The Supreme Court of Ghana consists of 13 judges. The US Supreme Court is made up of 9 judges. The High Court of Australia consists of 7 judges. In numerical terms, Ghana has more judges at its apex court than a number of western countries that have a more litigious culture and complex economies than Ghana. Of course, courts in the west are better resourced than Ghanaian courts – for instance, they have better research facilities and more support staff than courts in Ghana. Judges in the US and Australia have associates. These are often very bright and recently qualified lawyers who assist the judges with their research work in writing their judgments. This is a measure that could be adopted by the Supreme Court of Ghana, if not the Court of Appeal and the High Courts.
The Constitution does not, at present, set any limit on the number of Supreme Court judges that may be appointed by a government. Serious attention should be given to placing a cap on the number of Supreme Court judges by a constitutional amendment, otherwise governments would find the temptation to pack the Supreme Court with their cronies too strong to resist. A small developing country like Ghana does not need say 17 Supreme Court judges. The most important thing is to fully train and resource the judges that are at post and not to increase the number of judges each time the Government deems it to be expedient to do so.
In order to promote transparency in the appointment of judges to the courts, a number of countries have established independent judicial services commissions (made up of independent minded professionals) that screen proposed judicial appointments and then make appropriate recommendations to the Government, which invariably accepts the recommendations. This process ensures that only fit and proper and legally competent people are appointed as judges. This practice can be suitably adopted in Ghana. The Judicial Council in Ghana can play this role, if it is sufficiently independent of the Government, and provided that such a role is compatible with the present constitutional and any other legislative provisions on the Council.

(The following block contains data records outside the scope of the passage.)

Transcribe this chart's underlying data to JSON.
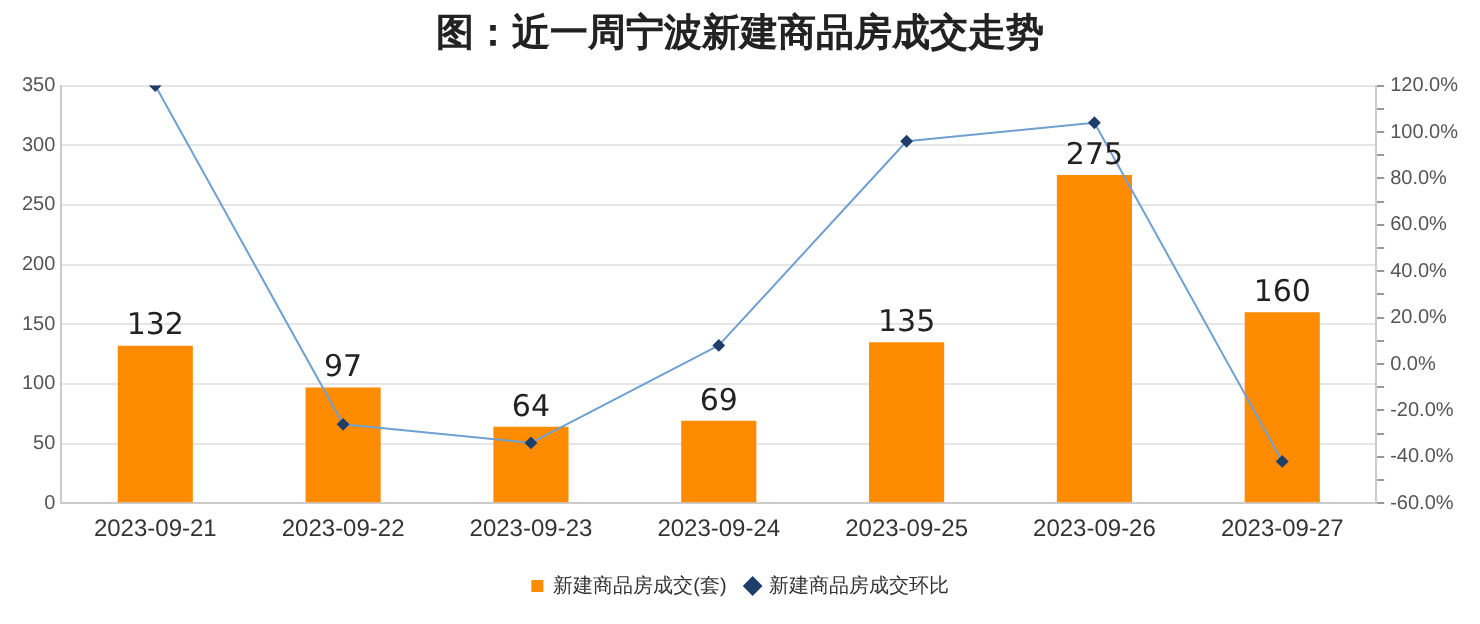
{
  "chart_data": {
    "type": "bar",
    "title": "图：近一周宁波新建商品房成交走势",
    "categories": [
      "2023-09-21",
      "2023-09-22",
      "2023-09-23",
      "2023-09-24",
      "2023-09-25",
      "2023-09-26",
      "2023-09-27"
    ],
    "series": [
      {
        "name": "新建商品房成交(套)",
        "color": "#ff8c00",
        "values": [
          132,
          97,
          64,
          69,
          135,
          275,
          160
        ],
        "value_labels": [
          "132",
          "97",
          "64",
          "69",
          "135",
          "275",
          "160"
        ]
      },
      {
        "name": "新建商品房成交环比",
        "type": "line",
        "axis": "y2",
        "color": "#6fa0d0",
        "marker": "diamond",
        "line_style": "solid",
        "values": [
          120,
          -26,
          -34,
          8,
          96,
          104,
          -42
        ]
      }
    ],
    "ylim": [
      0,
      350
    ],
    "yticks": [
      0,
      50,
      100,
      150,
      200,
      250,
      300,
      350
    ],
    "y2lim": [
      -60,
      120
    ],
    "y2ticks": [
      {
        "value": -60,
        "label": "-60.0%"
      },
      {
        "value": -50,
        "label": null
      },
      {
        "value": -40,
        "label": "-40.0%"
      },
      {
        "value": -30,
        "label": null
      },
      {
        "value": -20,
        "label": "-20.0%"
      },
      {
        "value": -10,
        "label": null
      },
      {
        "value": 0,
        "label": "0.0%"
      },
      {
        "value": 10,
        "label": null
      },
      {
        "value": 20,
        "label": "20.0%"
      },
      {
        "value": 30,
        "label": null
      },
      {
        "value": 40,
        "label": "40.0%"
      },
      {
        "value": 50,
        "label": null
      },
      {
        "value": 60,
        "label": "60.0%"
      },
      {
        "value": 70,
        "label": null
      },
      {
        "value": 80,
        "label": "80.0%"
      },
      {
        "value": 90,
        "label": null
      },
      {
        "value": 100,
        "label": "100.0%"
      },
      {
        "value": 110,
        "label": null
      },
      {
        "value": 120,
        "label": "120.0%"
      }
    ],
    "grid": "y",
    "legend": "bottom"
  }
}
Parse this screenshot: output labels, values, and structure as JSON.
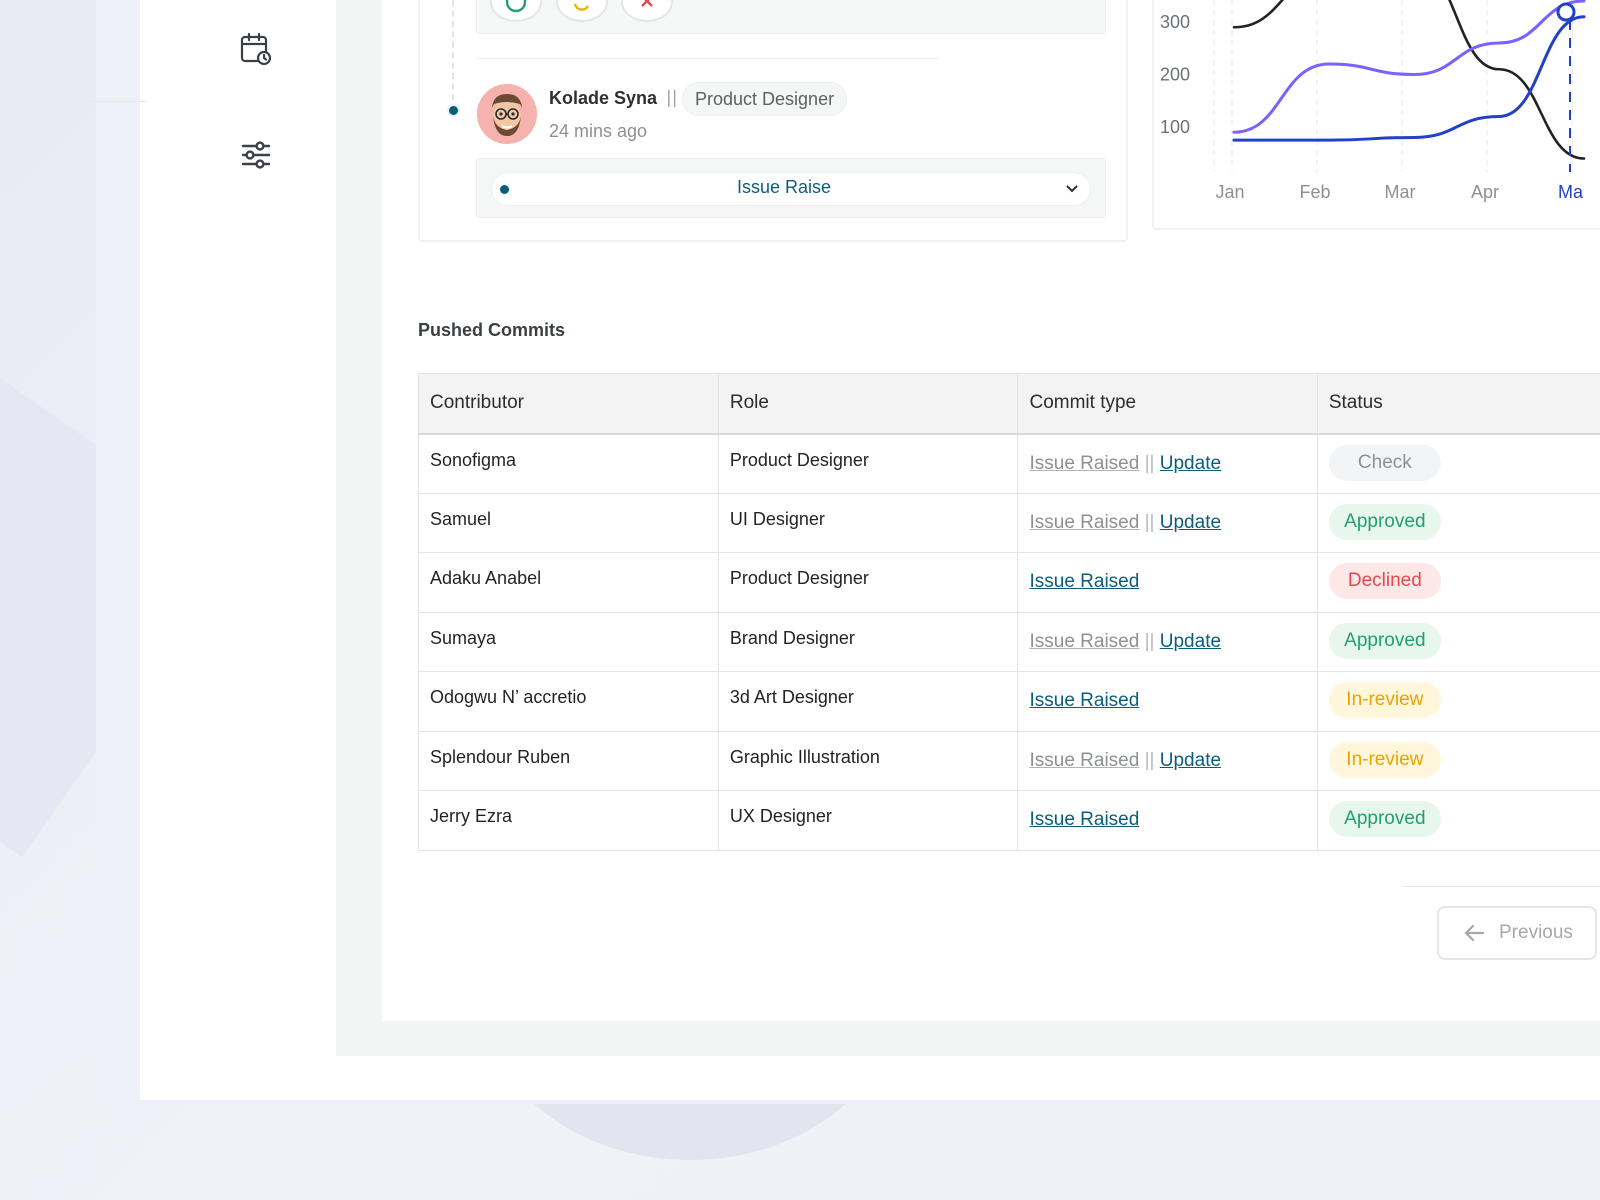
{
  "sidebar": {
    "icons": [
      {
        "name": "calendar-clock-icon"
      },
      {
        "name": "sliders-icon"
      }
    ]
  },
  "activity": {
    "actions": [
      {
        "name": "approve-icon",
        "color": "#22a06b"
      },
      {
        "name": "refresh-icon",
        "color": "#f5b100"
      },
      {
        "name": "close-icon",
        "color": "#e5484d"
      }
    ],
    "person_name": "Kolade Syna",
    "separator": "||",
    "role": "Product Designer",
    "time_ago": "24 mins ago",
    "issue_select_value": "Issue Raise"
  },
  "chart_data": {
    "type": "line",
    "categories": [
      "Jan",
      "Feb",
      "Mar",
      "Apr",
      "Ma"
    ],
    "yticks": [
      100,
      200,
      300
    ],
    "ylim": [
      0,
      350
    ],
    "series": [
      {
        "color": "#1f2328",
        "values": [
          290,
          390,
          410,
          210,
          40
        ]
      },
      {
        "color": "#7b61ff",
        "values": [
          90,
          220,
          200,
          260,
          340
        ]
      },
      {
        "color": "#2340c8",
        "values": [
          75,
          75,
          80,
          120,
          310
        ]
      }
    ]
  },
  "commits": {
    "title": "Pushed Commits",
    "columns": [
      "Contributor",
      "Role",
      "Commit type",
      "Status"
    ],
    "rows": [
      {
        "contributor": "Sonofigma",
        "role": "Product Designer",
        "raised": "Issue Raised",
        "update": "Update",
        "status": "Check"
      },
      {
        "contributor": "Samuel",
        "role": "UI Designer",
        "raised": "Issue Raised",
        "update": "Update",
        "status": "Approved"
      },
      {
        "contributor": "Adaku Anabel",
        "role": "Product Designer",
        "raised": "Issue Raised",
        "update": null,
        "status": "Declined"
      },
      {
        "contributor": "Sumaya",
        "role": "Brand Designer",
        "raised": "Issue Raised",
        "update": "Update",
        "status": "Approved"
      },
      {
        "contributor": "Odogwu N’ accretio",
        "role": "3d Art Designer",
        "raised": "Issue Raised",
        "update": null,
        "status": "In-review"
      },
      {
        "contributor": "Splendour Ruben",
        "role": "Graphic Illustration",
        "raised": "Issue Raised",
        "update": "Update",
        "status": "In-review"
      },
      {
        "contributor": "Jerry Ezra",
        "role": "UX Designer",
        "raised": "Issue Raised",
        "update": null,
        "status": "Approved"
      }
    ],
    "pipe": "||",
    "status_colors": {
      "Check": {
        "bg": "#f3f4f5",
        "fg": "#8d9196"
      },
      "Approved": {
        "bg": "#e8f7ee",
        "fg": "#22a06b"
      },
      "Declined": {
        "bg": "#fde7e7",
        "fg": "#e5484d"
      },
      "In-review": {
        "bg": "#fff6dc",
        "fg": "#e8a400"
      }
    }
  },
  "pagination": {
    "previous_label": "Previous"
  }
}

Finally it is important to start thinking seriously about increasing the security of judges, court staff, and the litigants. Appropriately designed court spaces can result in more security at less cost. We also need to look at simple things like improving upon signage. This will make it easier for the public to find the right courtroom or clerical office. The Government should also give serious thought to making the laws of Ghana and the judgments of the superior courts freely accessible on the internet. Poor or small countries like Burkina Faso, Belize and Pacific Island countries like the Solomon Islands, Nauru and Vanuatu have all placed their laws and the judgments of their courts on the internet for the global community to access them free of charge (see, for example, http://www.paclii.org). Such measures would help increase the public's access to and understanding of the legal system and the laws of Ghana. The laws of Ghana and the judgments of the superior courts are at present largely inaccessible to most Ghanaians. A private entity, the Datacentre has endeavoured to fill the vacuum that exists by placing the laws and decisions of the courts on cdroms and on the internet, accessible only by subscription. Unfortunately, the subscription fees are quite high and well beyond the means of most Ghanaians.
These challenges can be more effectively met when there are Executive and operational guarantees of judicial independence; when sufficient financial resources are predictably and transparently provided to the judiciary; when competent judges are transparently appointed, when judgments can be rendered, enforced, and reviewed without danger to the person, family, or property of the judges; and when discipline within the bench itself is subject to the rules of due process.